The graduating class of 2002 walked out into a drastically changed reality—one of a tanked economy, financial uncertainty, and no warm welcome from a suddenly hostile America. Engineering students, fattened on stories of bulky sign-on bonuses and Silicon Valley embraces, felt like dethroned monarchs. Ph.D. candidates desperately delayed graduation for the next few years. Young people from India who never had to lift a finger in their lives were now grunting it out in food courts, temp jobs, and limited projects, the golden H1-B nowhere in sight. Many returned to their home countries. The ones with loans looked on in despair as ends simply refused to meet. America’s manpower loss, a small casualty in the face of the larger horror, was India and China’s gain.

Two years later, another war was announced. And I’ve always wondered how many rallied against it only for the havoc it would further wreak on their lives. Even as I traveled and worked and plodded along my own 20s journey of self-discovery, relationships and independent living, the rumble of 9/11 was never too far away.
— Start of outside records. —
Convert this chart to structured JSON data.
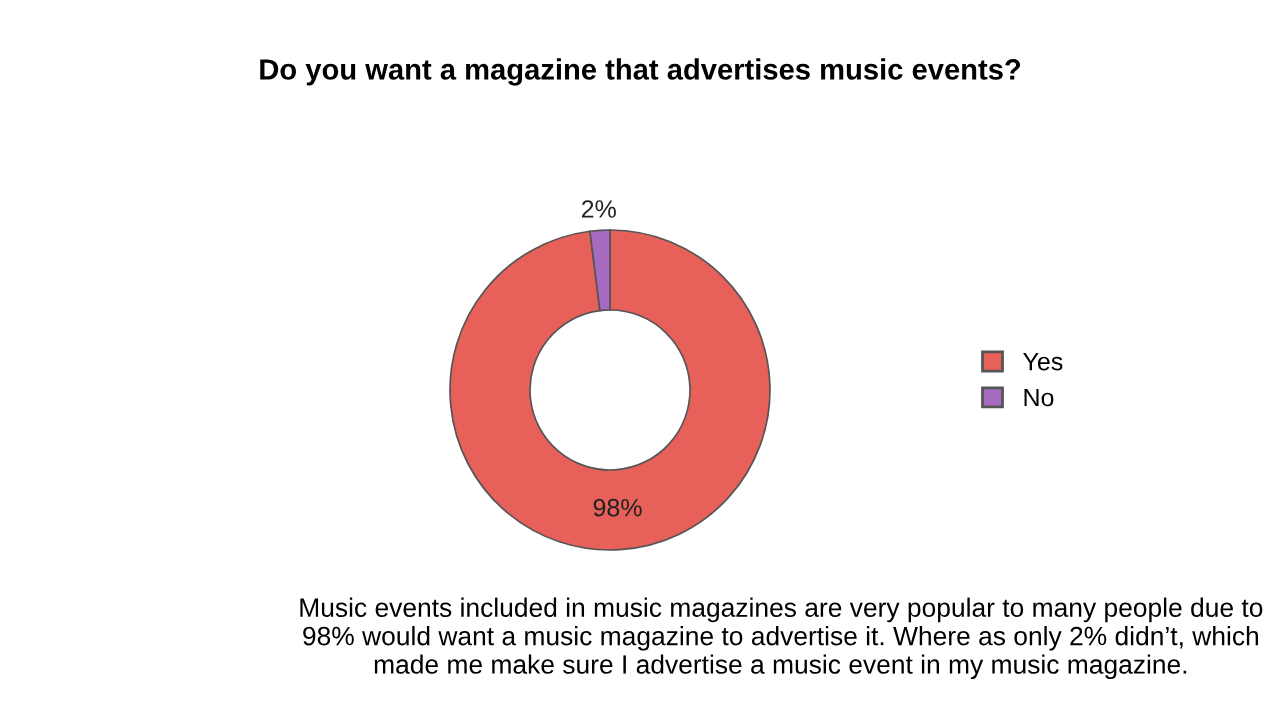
{
  "chart_data": {
    "type": "donut",
    "title": "Do you want a magazine that advertises music events?",
    "categories": [
      "Yes",
      "No"
    ],
    "values": [
      98,
      2
    ],
    "colors": [
      "#e8605a",
      "#a66bc0"
    ],
    "value_labels": [
      "98%",
      "2%"
    ],
    "legend": "right",
    "annotations": [
      "Music events included in music magazines are very popular to many people due to 98% would want a music magazine to advertise it. Where as only 2% didn’t, which made me make sure I advertise a music event in my music magazine."
    ]
  }
}
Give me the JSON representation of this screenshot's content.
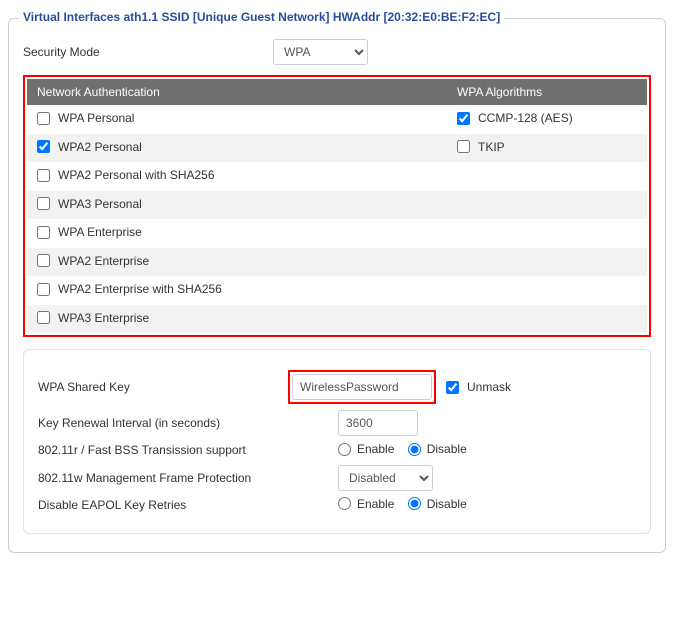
{
  "legend": "Virtual Interfaces ath1.1 SSID [Unique Guest Network] HWAddr [20:32:E0:BE:F2:EC]",
  "security_mode": {
    "label": "Security Mode",
    "selected": "WPA",
    "options": [
      "WPA"
    ]
  },
  "auth_headers": {
    "auth": "Network Authentication",
    "algo": "WPA Algorithms"
  },
  "auth_rows": [
    {
      "auth_label": "WPA Personal",
      "auth_checked": false,
      "algo_label": "CCMP-128 (AES)",
      "algo_checked": true
    },
    {
      "auth_label": "WPA2 Personal",
      "auth_checked": true,
      "algo_label": "TKIP",
      "algo_checked": false
    },
    {
      "auth_label": "WPA2 Personal with SHA256",
      "auth_checked": false,
      "algo_label": "",
      "algo_checked": null
    },
    {
      "auth_label": "WPA3 Personal",
      "auth_checked": false,
      "algo_label": null,
      "algo_checked": null
    },
    {
      "auth_label": "WPA Enterprise",
      "auth_checked": false,
      "algo_label": null,
      "algo_checked": null
    },
    {
      "auth_label": "WPA2 Enterprise",
      "auth_checked": false,
      "algo_label": null,
      "algo_checked": null
    },
    {
      "auth_label": "WPA2 Enterprise with SHA256",
      "auth_checked": false,
      "algo_label": null,
      "algo_checked": null
    },
    {
      "auth_label": "WPA3 Enterprise",
      "auth_checked": false,
      "algo_label": null,
      "algo_checked": null
    }
  ],
  "shared_key": {
    "label": "WPA Shared Key",
    "value": "WirelessPassword",
    "unmask_label": "Unmask",
    "unmask_checked": true
  },
  "key_renewal": {
    "label": "Key Renewal Interval (in seconds)",
    "value": "3600"
  },
  "fast_bss": {
    "label": "802.11r / Fast BSS Transission support",
    "enable": "Enable",
    "disable": "Disable",
    "selected": "disable"
  },
  "mgmt_frame": {
    "label": "802.11w Management Frame Protection",
    "selected": "Disabled",
    "options": [
      "Disabled"
    ]
  },
  "eapol": {
    "label": "Disable EAPOL Key Retries",
    "enable": "Enable",
    "disable": "Disable",
    "selected": "disable"
  },
  "colors": {
    "legend_text": "#2a4d9b",
    "border": "#c8cfd8",
    "header_bg": "#6f6f6f",
    "highlight": "#ff0000",
    "row_alt": "#f2f2f2"
  }
}
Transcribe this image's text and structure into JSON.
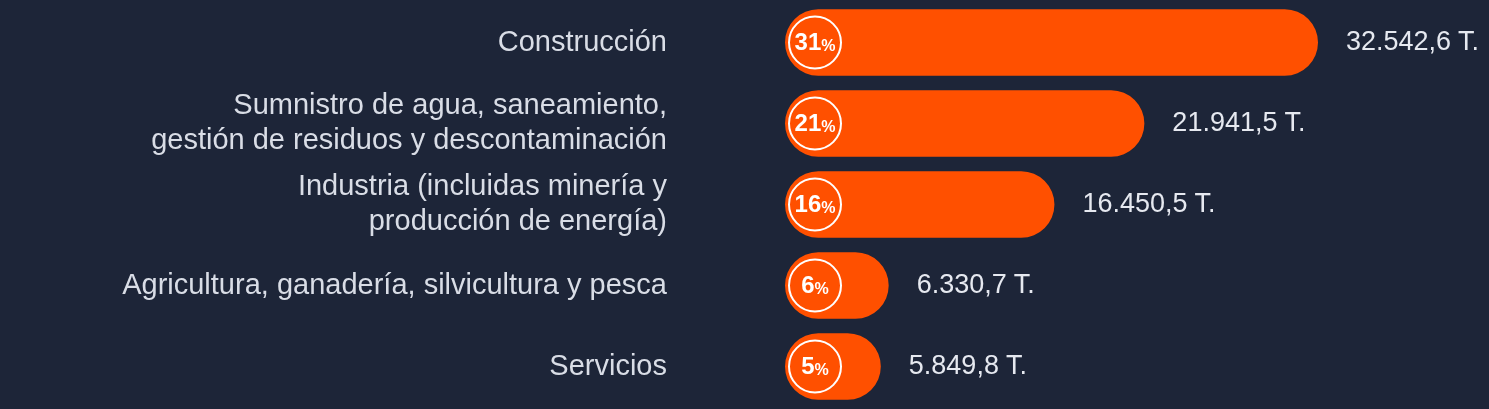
{
  "chart_data": {
    "type": "bar",
    "orientation": "horizontal",
    "tick_labels": "y",
    "categories": [
      "Construcción",
      "Sumnistro de agua, saneamiento,\ngestión de residuos y descontaminación",
      "Industria (incluidas minería y\nproducción de energía)",
      "Agricultura, ganadería, silvicultura y pesca",
      "Servicios"
    ],
    "values": [
      32542.6,
      21941.5,
      16450.5,
      6330.7,
      5849.8
    ],
    "value_labels": [
      "32.542,6 T.",
      "21.941,5 T.",
      "16.450,5 T.",
      "6.330,7 T.",
      "5.849,8 T."
    ],
    "color": "#ff5000",
    "annotations": [
      {
        "text": "31%",
        "y": "Construcción"
      },
      {
        "text": "21%",
        "y": "Sumnistro de agua, saneamiento,\ngestión de residuos y descontaminación"
      },
      {
        "text": "16%",
        "y": "Industria (incluidas minería y\nproducción de energía)"
      },
      {
        "text": "6%",
        "y": "Agricultura, ganadería, silvicultura y pesca"
      },
      {
        "text": "5%",
        "y": "Servicios"
      }
    ]
  }
}
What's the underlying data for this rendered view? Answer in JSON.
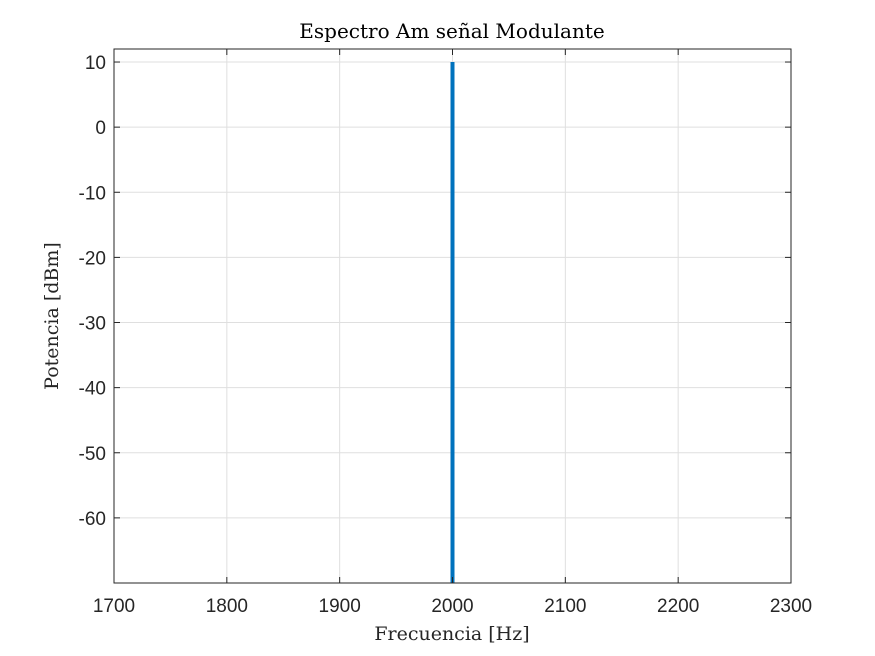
{
  "chart_data": {
    "type": "line",
    "title": "Espectro Am señal Modulante",
    "xlabel": "Frecuencia [Hz]",
    "ylabel": "Potencia [dBm]",
    "xlim": [
      1700,
      2300
    ],
    "ylim": [
      -70,
      12
    ],
    "xticks": [
      1700,
      1800,
      1900,
      2000,
      2100,
      2200,
      2300
    ],
    "xtick_labels": [
      "1700",
      "1800",
      "1900",
      "2000",
      "2100",
      "2200",
      "2300"
    ],
    "yticks": [
      -60,
      -50,
      -40,
      -30,
      -20,
      -10,
      0,
      10
    ],
    "ytick_labels": [
      "-60",
      "-50",
      "-40",
      "-30",
      "-20",
      "-10",
      "0",
      "10"
    ],
    "grid": true,
    "series": [
      {
        "color": "#0072BD",
        "points": [
          {
            "x": 2000,
            "y": 10
          },
          {
            "x": 2000,
            "y": -70
          }
        ]
      }
    ]
  }
}
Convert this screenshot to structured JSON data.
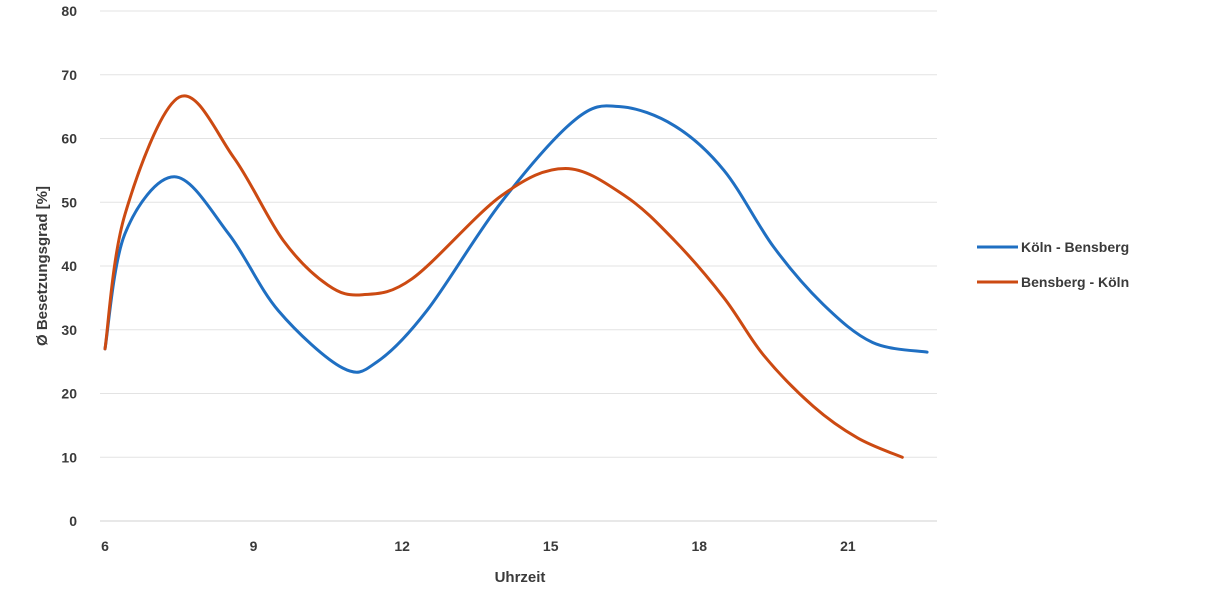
{
  "chart_data": {
    "type": "line",
    "xlabel": "Uhrzeit",
    "ylabel": "Ø Besetzungsgrad [%]",
    "xlim": [
      6,
      22.8
    ],
    "ylim": [
      0,
      80
    ],
    "x_ticks": [
      6,
      9,
      12,
      15,
      18,
      21
    ],
    "y_ticks": [
      0,
      10,
      20,
      30,
      40,
      50,
      60,
      70,
      80
    ],
    "grid": "horizontal",
    "legend_position": "right",
    "series": [
      {
        "name": "Köln - Bensberg",
        "color": "#1f6fc2",
        "x": [
          6,
          6.4,
          7.4,
          8.5,
          9.5,
          10.8,
          11.5,
          12.5,
          14,
          15.5,
          16.4,
          17.5,
          18.5,
          19.5,
          20.5,
          21.5,
          22.6
        ],
        "y": [
          27,
          45,
          54,
          45,
          33,
          24,
          25,
          33,
          50,
          63,
          65,
          62,
          55,
          43,
          34,
          28,
          26.5
        ]
      },
      {
        "name": "Bensberg - Köln",
        "color": "#cc4a12",
        "x": [
          6,
          6.4,
          7.5,
          8.6,
          9.6,
          10.5,
          11.2,
          12.2,
          14,
          15.3,
          16.5,
          17.5,
          18.5,
          19.3,
          20.3,
          21.2,
          22.1
        ],
        "y": [
          27,
          48,
          66.5,
          57,
          44,
          37,
          35.5,
          38,
          51,
          55.3,
          51,
          44,
          35,
          26,
          18,
          13,
          10
        ]
      }
    ]
  }
}
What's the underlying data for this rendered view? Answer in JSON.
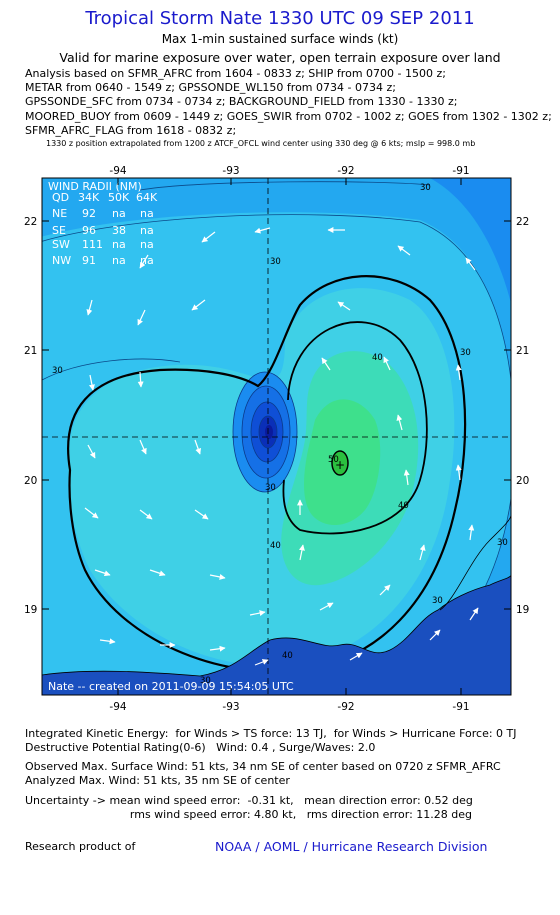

Millions before us were fed narratives of the American Dream, but we, those who arrived in the year of 9/11, saw the country at her naked worst—her breath craggy, her vision blurred, refracting her trauma on other innocents of the world.

I sometimes wonder how it must have felt, being part of the wave before that date seared in collective memory. To have known the tech boom, the easy green cards, the ubergenerous land of plenty. A country preceding brown skin hostility.  A time before I had to say my name, spell it out, and quickly share I wasn’t Muslim even to my fellow Indians, because my horns, you see, were simply waiting to burst from my skull if I happened to be one.

A dozen years later, as I write this from my serene couch in the heart of Silicon Valley, I marvel at how we survived—both America and I, on our respective but not discrete journeys. That we held on through the harsh times with resilience I didn’t know existed. That it is this country, and not the land of my birth, that has taken me on the ride of a lifetime—one I know is far from over yet.

Maybe we choose some of our difficulties. Or perhaps they choose us. We come out on the other side with battle wounds and weary spirits, but I live with the faith that I survived—and the hope that America, strange bedfellow in a stranger journey, will as well.